— А вдруг он ее брат? Я не могу выбросить это из головы. Разве можно разлучать брата с сестрой? Хотя, с другой стороны, они ведь друг другу никто. Вряд ли биология в подобной ситуации может играть хоть какую-то роль.
— Ты не можешь себе представить, до какой степени эта роль важна. Вспомни все эти истории про усыновленных детей, которые начинают искать своих настоящих родителей.
— И анализ ДНК сможет точно подтвердить генетическое родство?
— Да.
— Как-то это не по-человечески. Покажут гены, что кто-то нам родня, — мы с ним добрые и ласковые, а не покажут — пошел вон.
Пальцы Инги теребили книгу, лежавшую у нее на коленях. Я наклонился, чтобы рассмотреть карандашный портрет Гегеля на обложке. Очевидно, это была биография.
— У него, — Инга постучала пальцем по обложке, — был внебрачный сын, Людвиг. Гегель с женой попробовали взять его к себе, но из этого ничего не получилось.
В голосе сестры звучала усталость. Она отвернулась, давая мне понять, что больше говорить не хочет.

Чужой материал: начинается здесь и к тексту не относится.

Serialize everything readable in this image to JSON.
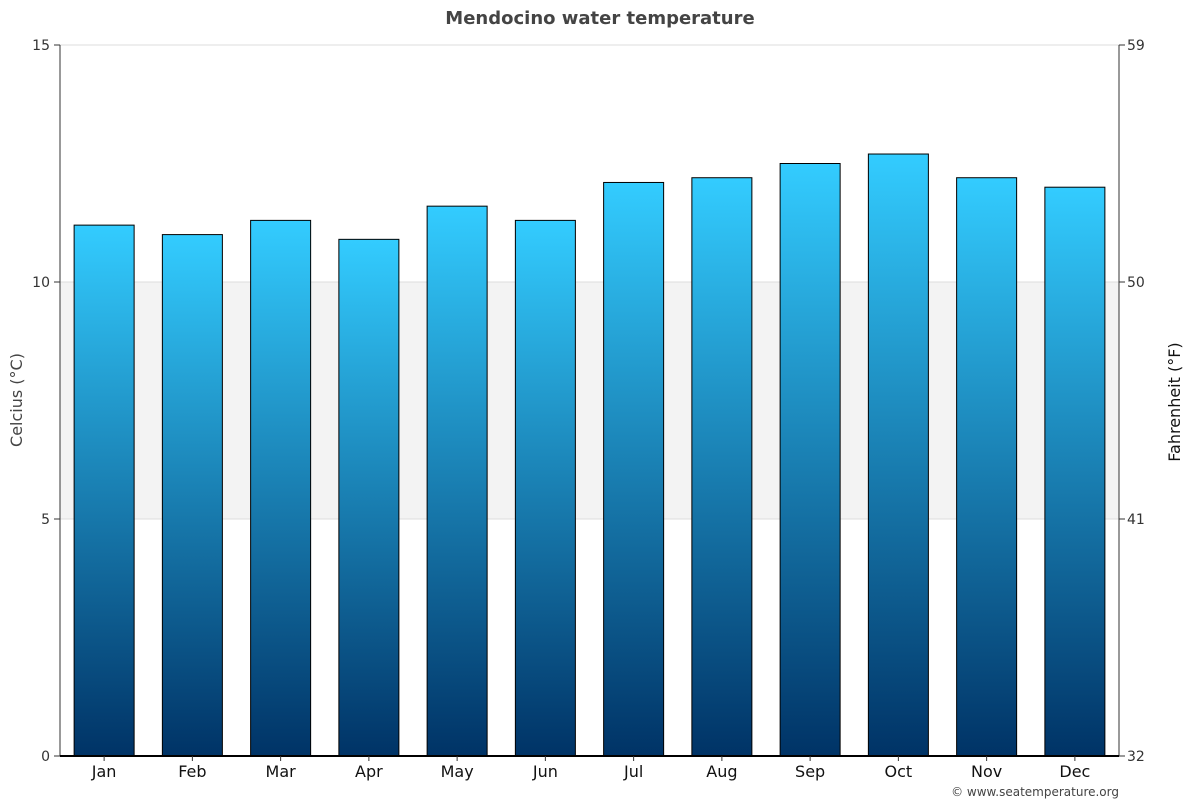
{
  "chart_data": {
    "type": "bar",
    "title": "Mendocino water temperature",
    "categories": [
      "Jan",
      "Feb",
      "Mar",
      "Apr",
      "May",
      "Jun",
      "Jul",
      "Aug",
      "Sep",
      "Oct",
      "Nov",
      "Dec"
    ],
    "values": [
      11.2,
      11.0,
      11.3,
      10.9,
      11.6,
      11.3,
      12.1,
      12.2,
      12.5,
      12.7,
      12.2,
      12.0
    ],
    "ylabel": "Celcius (°C)",
    "ylabel_right": "Fahrenheit (°F)",
    "ylim": [
      0,
      15
    ],
    "yticks": [
      "0",
      "5",
      "10",
      "15"
    ],
    "yticks_right": [
      "32",
      "41",
      "50",
      "59"
    ],
    "grid": true,
    "shaded_band": [
      5,
      10
    ],
    "colors": {
      "bar_top": "#33ccff",
      "bar_bottom": "#003366",
      "band": "#f3f3f3"
    }
  },
  "credit": "© www.seatemperature.org"
}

— Тебе придется ей все рассказать.
— Я понимаю. Скажу обязательно.
Тайны, секреты, недомолвки. Я вдруг вспомнил, как сидел напротив П. в северном крыле клиники и слушал ее серьезный тоненький голосок: «Я даже не помню, когда впервые начала себя увечить. Жалко, что не помню».
— О чем ты думаешь? — поинтересовалась Инга.
— О девочке, которую лечил в Пейн Уитни.
— Какое счастье, что ты там больше не работаешь! Представляю, как это тебя выматывало.
— Мне этого очень недостает.
— Серьезно?
— Мне недостает пациентов. Сложно объяснить, но когда человек на краю, что-то словно бы отпадает. Исчезает поза, которая непременно присутствует в обычной жизни, облетает вся эта шелуха, вроде «Как дела? — Лучше всех!».
Я помолчал.
— Пациент может бредить, может молчать, может даже буйствовать, но им движет жизненная необходимость. Рядом с ним как никогда остро осознаешь подноготную человеческой природы, ее грубую правду.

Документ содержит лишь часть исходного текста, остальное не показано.